Jeff Macdonald wrote:
However, that's under Linux. When booting however, Grub sees something else. hd3 becomes hd1! hd1 becomes hd2! Changing grub.conf to point to the correct devices doesn't help. I'm only able to boot using a floppy and specifying root, kernel and initrd command by hand. Has anyone else seen this? This is not a PCI bus ordering thing where ide=reverse would fix things.
Grub can be told to map drives to different locations, essentially fooling the OS into seeing the drives as having a different "letter" in the BIOS. It could be that you have some of that going on in a menu.lst or grub.conf file. I'll wager that it may have been added automagically by the install software of either Fedora or Gentoo.
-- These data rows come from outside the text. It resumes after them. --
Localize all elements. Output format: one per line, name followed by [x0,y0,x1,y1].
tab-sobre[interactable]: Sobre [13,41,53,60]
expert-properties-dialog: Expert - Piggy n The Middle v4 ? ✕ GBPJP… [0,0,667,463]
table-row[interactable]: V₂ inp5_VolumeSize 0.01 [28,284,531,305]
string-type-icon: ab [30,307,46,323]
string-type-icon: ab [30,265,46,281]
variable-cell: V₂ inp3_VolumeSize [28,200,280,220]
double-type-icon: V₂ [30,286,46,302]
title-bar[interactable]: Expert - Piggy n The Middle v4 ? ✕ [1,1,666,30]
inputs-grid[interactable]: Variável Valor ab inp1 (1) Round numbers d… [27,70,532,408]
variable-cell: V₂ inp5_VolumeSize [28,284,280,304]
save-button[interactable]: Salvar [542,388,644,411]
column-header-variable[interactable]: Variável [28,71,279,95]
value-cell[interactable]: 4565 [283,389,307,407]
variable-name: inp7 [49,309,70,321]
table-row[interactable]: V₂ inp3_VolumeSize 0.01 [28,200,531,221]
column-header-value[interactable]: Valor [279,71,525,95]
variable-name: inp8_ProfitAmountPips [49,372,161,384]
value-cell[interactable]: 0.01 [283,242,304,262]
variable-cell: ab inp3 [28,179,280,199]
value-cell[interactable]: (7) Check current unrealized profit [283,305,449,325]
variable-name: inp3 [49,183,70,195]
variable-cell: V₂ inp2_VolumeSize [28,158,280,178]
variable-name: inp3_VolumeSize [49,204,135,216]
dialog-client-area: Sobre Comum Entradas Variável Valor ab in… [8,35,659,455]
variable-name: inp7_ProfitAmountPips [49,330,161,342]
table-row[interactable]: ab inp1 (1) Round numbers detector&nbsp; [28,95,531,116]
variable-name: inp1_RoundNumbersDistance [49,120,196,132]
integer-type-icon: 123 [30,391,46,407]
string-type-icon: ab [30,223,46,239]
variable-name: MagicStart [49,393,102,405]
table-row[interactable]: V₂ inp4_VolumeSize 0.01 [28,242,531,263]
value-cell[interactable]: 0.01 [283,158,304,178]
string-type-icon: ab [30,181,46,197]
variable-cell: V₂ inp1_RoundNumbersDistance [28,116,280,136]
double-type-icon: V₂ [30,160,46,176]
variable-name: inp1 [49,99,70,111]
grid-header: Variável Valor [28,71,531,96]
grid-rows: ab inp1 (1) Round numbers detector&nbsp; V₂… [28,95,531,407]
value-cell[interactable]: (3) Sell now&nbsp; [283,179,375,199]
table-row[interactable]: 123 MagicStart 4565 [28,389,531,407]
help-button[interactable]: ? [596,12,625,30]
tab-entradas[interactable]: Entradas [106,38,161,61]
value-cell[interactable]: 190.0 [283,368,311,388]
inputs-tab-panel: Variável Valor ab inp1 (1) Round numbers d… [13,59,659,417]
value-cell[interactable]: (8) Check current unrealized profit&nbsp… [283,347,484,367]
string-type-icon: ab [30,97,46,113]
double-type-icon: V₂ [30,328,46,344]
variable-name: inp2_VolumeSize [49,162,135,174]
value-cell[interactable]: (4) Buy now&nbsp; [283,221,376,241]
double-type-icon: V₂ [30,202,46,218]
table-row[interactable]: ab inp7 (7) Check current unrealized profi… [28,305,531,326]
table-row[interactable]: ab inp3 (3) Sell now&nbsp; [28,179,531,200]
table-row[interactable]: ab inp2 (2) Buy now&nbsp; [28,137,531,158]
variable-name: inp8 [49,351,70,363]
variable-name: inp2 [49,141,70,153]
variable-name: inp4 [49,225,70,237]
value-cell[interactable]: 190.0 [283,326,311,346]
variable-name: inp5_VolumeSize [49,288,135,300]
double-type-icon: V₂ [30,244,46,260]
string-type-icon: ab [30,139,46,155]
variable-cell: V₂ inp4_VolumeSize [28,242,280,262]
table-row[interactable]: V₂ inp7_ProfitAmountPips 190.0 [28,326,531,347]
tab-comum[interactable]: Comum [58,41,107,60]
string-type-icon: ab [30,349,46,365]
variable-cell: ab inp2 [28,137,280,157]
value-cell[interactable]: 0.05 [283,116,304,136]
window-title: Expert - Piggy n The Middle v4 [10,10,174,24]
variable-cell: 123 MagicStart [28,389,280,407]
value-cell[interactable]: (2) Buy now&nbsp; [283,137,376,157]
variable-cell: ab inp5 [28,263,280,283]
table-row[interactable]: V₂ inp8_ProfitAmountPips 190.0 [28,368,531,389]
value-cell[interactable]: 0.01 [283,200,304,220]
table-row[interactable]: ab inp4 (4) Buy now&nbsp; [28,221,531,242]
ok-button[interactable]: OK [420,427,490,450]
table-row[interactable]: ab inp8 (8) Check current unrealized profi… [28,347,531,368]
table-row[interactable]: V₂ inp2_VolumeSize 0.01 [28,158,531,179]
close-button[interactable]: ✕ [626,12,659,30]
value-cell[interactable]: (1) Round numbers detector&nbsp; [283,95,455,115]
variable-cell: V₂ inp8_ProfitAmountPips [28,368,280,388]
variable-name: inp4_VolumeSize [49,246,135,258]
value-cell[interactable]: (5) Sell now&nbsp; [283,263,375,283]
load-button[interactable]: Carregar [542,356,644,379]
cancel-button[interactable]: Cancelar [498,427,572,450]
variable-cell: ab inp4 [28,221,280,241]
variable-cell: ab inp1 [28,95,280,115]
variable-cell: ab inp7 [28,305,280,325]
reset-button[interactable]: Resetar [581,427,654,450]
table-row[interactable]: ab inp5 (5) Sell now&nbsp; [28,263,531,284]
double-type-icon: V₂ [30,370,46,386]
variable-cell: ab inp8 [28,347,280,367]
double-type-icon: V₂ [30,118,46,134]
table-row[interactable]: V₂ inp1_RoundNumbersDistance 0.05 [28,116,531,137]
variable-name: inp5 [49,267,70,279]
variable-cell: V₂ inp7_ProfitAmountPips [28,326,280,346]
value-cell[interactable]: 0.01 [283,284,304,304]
When I configured a workstation to dual boot with MS Windows 2000 on a second hard disk, I had to use grub's map command to fool Windows into believing it was on the first BIOS drive, or Windows would not boot.
Look in the grub config files, usually under /boot/grub subdirectory, for lines like the following:
map (hd1) (hd0)
Where hd1 and hd0 could be other grub drive specifications.
Another possibility could be the Adaptec controllers playing with the BIOS' view of the drives and their ordering. I've not ever used an Adaptec IDE controller, but I did have to reconfigure an AHA-2940 controller in order to get it to work properly with grub on the system described above.